Dediğim gibi, teknik konular beni aşar. Benim bu konuda bir yorum yapmam dahi lüzumsuz. Ancak, iki gündür önce Arjantin – Brezilya, ardından Sırbistan-İspanya basketbol ziyafetlerinden sonra, yemeğin üstüne bayram tatlısı, bayram baklavası Türkiye'den geldi. 'Padişah Sofrası', Sinan Erdem Spor Salonu'nda kuruldu. Arjantin ve Sırbistan maçlarındaki üst düzey basketbol ve hücum organizasyonları, Türkiye maçında yerini takım oyununa, dayanışmaya, savunmaya, inanca bıraktı.
Bu durumda ne denilebilir ki? Pişmiş aşa su katmanın alemi yok. Sadece iftihar ediyoruz, hoşumuza gidiyor, heyecanlanıyoruz. Maçın ilk yarısı ile ilgili hatırladığım tek şey, bitime 1 dakika 5 saniye varken, eşim ''Ersan'ı neden oyuna sokmuyorlar ?'' diye bana sormasıydı.
At yarışı tabiriyle 'Beyaz bayrak, ayna yaptı' bizim takım ve arkasına bile bakmadan bitirdi maçı. Tek sıkıntım, ne bitmez bir yolmuş, ne bitmez bir parkurmu.
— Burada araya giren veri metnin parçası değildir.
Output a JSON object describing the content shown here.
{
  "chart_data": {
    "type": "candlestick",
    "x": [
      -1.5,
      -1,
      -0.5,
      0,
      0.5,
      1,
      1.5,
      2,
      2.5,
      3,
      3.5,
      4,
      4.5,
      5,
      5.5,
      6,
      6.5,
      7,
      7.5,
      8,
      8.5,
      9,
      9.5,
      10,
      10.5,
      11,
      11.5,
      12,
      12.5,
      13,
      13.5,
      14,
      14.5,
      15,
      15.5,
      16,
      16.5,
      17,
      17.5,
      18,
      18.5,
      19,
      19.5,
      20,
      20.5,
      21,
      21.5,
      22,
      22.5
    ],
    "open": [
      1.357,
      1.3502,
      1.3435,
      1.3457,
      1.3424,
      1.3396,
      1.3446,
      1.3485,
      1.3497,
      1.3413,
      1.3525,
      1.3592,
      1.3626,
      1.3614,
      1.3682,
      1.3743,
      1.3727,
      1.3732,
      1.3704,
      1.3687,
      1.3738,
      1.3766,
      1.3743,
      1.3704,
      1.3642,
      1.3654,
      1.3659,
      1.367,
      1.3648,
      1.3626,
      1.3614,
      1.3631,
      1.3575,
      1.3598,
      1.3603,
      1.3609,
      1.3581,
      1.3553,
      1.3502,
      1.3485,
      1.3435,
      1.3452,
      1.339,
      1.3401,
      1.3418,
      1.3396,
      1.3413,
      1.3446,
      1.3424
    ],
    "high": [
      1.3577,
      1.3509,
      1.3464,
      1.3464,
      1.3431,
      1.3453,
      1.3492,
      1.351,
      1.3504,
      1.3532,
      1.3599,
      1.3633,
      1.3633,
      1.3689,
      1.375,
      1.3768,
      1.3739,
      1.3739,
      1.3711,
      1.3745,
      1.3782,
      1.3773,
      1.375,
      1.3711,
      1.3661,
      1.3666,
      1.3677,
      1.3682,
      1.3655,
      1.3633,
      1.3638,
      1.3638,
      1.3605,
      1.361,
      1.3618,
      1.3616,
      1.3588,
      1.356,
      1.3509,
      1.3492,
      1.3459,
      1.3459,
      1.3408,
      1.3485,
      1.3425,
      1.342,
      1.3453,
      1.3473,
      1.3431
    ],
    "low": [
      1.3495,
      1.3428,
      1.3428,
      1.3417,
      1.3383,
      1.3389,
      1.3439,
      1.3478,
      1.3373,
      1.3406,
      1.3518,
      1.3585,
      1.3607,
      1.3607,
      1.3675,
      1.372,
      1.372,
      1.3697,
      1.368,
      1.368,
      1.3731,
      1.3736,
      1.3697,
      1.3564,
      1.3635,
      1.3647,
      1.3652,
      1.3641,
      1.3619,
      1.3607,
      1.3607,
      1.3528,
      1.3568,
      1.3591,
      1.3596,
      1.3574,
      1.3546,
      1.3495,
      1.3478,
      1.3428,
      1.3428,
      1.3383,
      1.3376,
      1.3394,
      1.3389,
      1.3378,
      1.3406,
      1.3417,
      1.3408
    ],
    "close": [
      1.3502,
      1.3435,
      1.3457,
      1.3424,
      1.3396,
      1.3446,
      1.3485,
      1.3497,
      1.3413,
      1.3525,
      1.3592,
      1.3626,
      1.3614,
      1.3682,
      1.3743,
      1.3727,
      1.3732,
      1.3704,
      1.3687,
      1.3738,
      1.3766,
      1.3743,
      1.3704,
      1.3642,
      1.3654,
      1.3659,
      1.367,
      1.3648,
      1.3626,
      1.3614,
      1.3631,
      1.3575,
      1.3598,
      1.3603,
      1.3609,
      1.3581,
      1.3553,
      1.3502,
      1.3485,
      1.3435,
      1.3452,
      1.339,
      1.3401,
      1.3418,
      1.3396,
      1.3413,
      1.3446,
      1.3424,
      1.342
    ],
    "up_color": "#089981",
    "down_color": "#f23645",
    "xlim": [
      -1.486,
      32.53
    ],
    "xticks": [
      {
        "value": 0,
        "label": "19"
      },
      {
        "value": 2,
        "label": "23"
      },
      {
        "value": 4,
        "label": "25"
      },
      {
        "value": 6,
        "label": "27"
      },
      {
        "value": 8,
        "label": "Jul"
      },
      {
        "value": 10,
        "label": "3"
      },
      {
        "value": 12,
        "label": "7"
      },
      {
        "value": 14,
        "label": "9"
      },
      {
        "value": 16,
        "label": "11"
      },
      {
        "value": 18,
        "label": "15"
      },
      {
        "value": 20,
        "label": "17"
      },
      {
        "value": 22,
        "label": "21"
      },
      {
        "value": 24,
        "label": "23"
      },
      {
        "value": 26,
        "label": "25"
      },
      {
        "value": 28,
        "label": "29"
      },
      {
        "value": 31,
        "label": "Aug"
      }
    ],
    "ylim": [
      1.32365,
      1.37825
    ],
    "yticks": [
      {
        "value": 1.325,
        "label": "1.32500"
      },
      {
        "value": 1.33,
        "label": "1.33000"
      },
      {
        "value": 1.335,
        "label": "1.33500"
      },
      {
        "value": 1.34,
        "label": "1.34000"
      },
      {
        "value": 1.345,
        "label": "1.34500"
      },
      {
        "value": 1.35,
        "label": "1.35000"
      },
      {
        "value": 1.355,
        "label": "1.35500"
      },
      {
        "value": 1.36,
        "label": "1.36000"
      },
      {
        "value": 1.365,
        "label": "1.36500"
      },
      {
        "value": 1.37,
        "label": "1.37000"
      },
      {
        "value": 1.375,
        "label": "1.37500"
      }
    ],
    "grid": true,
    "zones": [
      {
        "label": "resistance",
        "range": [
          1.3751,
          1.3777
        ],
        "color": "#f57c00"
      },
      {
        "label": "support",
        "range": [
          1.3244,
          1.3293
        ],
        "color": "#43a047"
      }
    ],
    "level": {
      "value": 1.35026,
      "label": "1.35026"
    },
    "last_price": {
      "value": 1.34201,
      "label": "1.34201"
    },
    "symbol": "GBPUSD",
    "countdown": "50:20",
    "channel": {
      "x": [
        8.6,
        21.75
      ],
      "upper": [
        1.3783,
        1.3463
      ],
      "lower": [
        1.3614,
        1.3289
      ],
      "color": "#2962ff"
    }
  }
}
Onu geç, bunu geç, parça, parça ex Yugolar karşımıza çıksınlar. Gene de iş bitmesin. Bu sefer de Sırbistan gelsin.
Şu anda düşünme sırası bundan sonraki rakiplerimizde. Biz rüzgarı arkamıza aldık, pupa yelken gidiyoruz. Bence Sırbistan'da gelsin. Hazır istim üzerindeyken, onlar da gelsin, hocaya da tam ilaç olsun.
Size bir de sır vereyim; bunca yıllık tecrübeme göre bu ABD takımını da bir tek biz yenebiliriz. Tüm katkısı olanları, olmayanları da, İrlandalıları da candan kutlar, bu ziyafet hiç bitmesin dileriz.